In the January/February edition of Innovation, APEGBC’s official magazine, association President and Hedgehog Principal, Michael Wrinch offers his thoughts on safety, regulation and ethics.
As a designer of electrical systems, I am required to stay on top of the latest safety advances. The focus on safety pervades my work, as it does for all professional engineers and geoscientists. Given this, I was taken aback by an article recently published in MIT Technology Review, entitled “Why Self-Driving Cars Must Be Programmed to Kill.” The author explains that, before self-driving cars become widely accepted by the public, carmakers must address an impossible ethical dilemma. In other words, if a self-driving car is faced with an unavoidable accident with only two bad options—for example, either driving off a cliff or ploughing into a large group of people— it must be programmed to weigh options and choose the most appropriate action. Should it kill its passengers or collide with— and possibly injure or kill—a larger number of people?
Quite aside from the article’s sensational title, the described scenario represents the tip of an iceberg. What if the car’s algorithm knew the passengers’ health status, for example, and weighed that information against known demographics of the other potential victims? How would such information affect the outcome? As an ethical dilemma, the answer comes down to balancing divergent values. I expect, through public engagement, automakers—and society—will eventually arrive at an appropriate balance. But no matter how appropriate, it will be imperfect. At any time, some values will supersede others, and some interests will be protected at the expense of others.
A less extreme but equally challenging question of ethical and professional values faces APEGBC Council. As the group charged with governing the province’s regulatory body for engineers and geoscientists, we are required to make decisions that support APEGBC’s duty to protect the public interest. However, some such decisions may not always directly support the interests of individual members, Council and staff. Such problematic decisions may relate to membership entrance requirements and membership fees, practice reviews, disciplinary hearings, bylaw amendments, and even the current consideration of corporate regulation.

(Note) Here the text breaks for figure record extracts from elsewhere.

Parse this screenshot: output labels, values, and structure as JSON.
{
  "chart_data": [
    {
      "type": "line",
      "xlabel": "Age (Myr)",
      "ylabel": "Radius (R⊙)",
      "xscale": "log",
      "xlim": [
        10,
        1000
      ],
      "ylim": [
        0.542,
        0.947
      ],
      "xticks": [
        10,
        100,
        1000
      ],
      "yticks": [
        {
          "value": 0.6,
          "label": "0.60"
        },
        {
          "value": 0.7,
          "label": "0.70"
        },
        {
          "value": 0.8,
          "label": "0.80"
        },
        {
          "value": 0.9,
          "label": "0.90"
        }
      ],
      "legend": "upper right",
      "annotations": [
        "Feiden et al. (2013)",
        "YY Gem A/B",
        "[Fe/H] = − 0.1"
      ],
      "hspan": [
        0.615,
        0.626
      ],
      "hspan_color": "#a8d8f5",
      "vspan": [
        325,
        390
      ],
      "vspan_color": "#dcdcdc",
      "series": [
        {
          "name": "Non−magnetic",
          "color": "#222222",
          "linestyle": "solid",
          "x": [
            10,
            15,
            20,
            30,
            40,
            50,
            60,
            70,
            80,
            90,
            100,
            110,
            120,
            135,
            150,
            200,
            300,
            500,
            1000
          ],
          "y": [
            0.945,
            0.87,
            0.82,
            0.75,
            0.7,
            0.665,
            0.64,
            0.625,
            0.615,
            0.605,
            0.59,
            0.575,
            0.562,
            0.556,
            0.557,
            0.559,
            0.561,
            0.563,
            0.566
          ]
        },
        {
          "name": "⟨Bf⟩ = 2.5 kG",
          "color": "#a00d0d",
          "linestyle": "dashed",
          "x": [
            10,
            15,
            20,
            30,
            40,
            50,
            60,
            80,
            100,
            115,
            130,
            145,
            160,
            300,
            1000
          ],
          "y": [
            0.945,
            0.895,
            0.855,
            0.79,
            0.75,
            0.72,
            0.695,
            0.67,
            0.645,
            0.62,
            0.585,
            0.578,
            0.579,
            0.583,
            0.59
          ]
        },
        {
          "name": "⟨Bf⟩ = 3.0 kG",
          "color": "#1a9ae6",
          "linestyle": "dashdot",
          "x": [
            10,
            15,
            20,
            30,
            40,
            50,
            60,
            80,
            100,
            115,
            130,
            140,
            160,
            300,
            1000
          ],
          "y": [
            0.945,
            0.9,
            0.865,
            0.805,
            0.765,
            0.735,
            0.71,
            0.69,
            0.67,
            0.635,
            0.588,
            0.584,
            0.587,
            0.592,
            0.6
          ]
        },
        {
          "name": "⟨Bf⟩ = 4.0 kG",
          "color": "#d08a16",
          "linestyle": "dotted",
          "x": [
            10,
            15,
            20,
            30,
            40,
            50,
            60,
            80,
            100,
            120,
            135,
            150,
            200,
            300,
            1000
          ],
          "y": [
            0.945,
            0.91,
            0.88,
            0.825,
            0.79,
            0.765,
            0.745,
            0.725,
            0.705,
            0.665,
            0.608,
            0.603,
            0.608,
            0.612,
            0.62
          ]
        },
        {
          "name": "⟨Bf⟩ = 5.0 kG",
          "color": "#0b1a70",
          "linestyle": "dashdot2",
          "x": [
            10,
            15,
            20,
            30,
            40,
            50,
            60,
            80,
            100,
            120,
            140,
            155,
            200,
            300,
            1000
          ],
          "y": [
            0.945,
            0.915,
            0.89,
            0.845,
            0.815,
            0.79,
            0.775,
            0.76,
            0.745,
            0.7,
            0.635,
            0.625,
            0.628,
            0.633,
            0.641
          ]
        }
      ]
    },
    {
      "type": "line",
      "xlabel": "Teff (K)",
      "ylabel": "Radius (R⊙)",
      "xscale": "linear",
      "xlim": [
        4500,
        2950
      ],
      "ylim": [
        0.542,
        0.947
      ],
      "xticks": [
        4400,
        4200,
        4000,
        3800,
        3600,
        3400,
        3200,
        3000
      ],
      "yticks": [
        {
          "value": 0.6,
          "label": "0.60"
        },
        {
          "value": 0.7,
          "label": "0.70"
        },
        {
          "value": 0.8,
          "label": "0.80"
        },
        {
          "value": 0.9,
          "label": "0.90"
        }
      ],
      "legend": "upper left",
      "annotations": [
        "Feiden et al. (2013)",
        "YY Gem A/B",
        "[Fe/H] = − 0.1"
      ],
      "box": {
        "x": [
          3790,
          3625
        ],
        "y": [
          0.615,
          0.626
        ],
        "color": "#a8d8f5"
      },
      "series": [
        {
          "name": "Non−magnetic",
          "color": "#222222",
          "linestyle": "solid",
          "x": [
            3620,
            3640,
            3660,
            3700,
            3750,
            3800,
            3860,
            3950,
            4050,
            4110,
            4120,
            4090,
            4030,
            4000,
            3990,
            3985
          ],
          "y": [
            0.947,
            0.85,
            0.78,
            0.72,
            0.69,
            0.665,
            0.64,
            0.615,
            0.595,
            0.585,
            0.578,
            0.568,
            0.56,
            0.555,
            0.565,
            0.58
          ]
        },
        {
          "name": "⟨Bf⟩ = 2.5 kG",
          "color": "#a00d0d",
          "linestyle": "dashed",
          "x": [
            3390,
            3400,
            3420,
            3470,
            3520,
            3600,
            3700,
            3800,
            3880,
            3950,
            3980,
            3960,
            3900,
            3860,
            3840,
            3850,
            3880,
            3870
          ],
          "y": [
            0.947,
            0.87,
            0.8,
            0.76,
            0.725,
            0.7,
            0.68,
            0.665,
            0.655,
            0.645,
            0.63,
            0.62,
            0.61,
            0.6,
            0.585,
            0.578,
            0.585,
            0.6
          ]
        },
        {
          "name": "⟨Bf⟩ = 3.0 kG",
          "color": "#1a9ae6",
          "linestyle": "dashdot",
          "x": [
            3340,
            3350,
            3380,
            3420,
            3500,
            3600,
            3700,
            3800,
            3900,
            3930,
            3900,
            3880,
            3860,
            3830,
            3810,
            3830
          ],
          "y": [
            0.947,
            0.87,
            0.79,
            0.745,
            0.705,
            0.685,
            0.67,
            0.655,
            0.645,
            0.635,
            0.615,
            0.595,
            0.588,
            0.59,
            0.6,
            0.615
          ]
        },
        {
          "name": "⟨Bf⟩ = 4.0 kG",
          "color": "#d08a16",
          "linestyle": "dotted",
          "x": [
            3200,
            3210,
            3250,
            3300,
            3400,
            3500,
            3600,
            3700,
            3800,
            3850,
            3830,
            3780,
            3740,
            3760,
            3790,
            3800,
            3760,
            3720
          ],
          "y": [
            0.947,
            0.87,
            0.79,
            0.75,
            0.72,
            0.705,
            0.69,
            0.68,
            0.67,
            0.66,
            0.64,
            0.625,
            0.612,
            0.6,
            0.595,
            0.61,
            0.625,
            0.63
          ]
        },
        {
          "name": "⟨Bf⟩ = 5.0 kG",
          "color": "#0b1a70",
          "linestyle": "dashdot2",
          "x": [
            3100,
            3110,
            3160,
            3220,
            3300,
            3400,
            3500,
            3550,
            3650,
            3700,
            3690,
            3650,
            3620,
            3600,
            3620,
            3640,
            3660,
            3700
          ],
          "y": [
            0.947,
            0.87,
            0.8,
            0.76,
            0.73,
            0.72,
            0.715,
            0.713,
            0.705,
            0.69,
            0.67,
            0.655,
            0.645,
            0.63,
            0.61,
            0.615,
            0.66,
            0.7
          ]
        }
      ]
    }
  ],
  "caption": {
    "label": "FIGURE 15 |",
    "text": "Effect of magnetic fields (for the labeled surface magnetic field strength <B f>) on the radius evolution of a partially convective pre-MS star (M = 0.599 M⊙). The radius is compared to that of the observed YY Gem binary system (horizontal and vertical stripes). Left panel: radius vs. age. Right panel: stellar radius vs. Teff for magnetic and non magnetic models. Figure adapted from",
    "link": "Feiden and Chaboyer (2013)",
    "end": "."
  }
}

Self-regulation occurs when a professional group enters into an agreement with government to formally regulate its members’ activities.
Professional self-regulation enables government to control a profession’s practice and services without having to develop its own capacity and in-depth expertise that it would require if it regulated the professions directly. It is a common approach to professional regulation in British Columbia and in Canada. Self-regulation carries some benefits for professions, but the primary mandate—and guiding principle—is protection of public interest. To avoid conflict of interest, APEGBC Council relies on multiple sources of information and member engagement to attain the clarity needed to make good decisions.
Although we are not currently struggling with the challenges faced by engineering professionals who are developing self-driving cars, Council is dealing with similar ethical dilemmas: how to weigh what is truly public interest, and how to best implement change that protects future generations.
This article was published in Innovation Magazine, the official publication of the Association of Professional Engineers and Geoscientists of British Columbia, January/February edition 2016.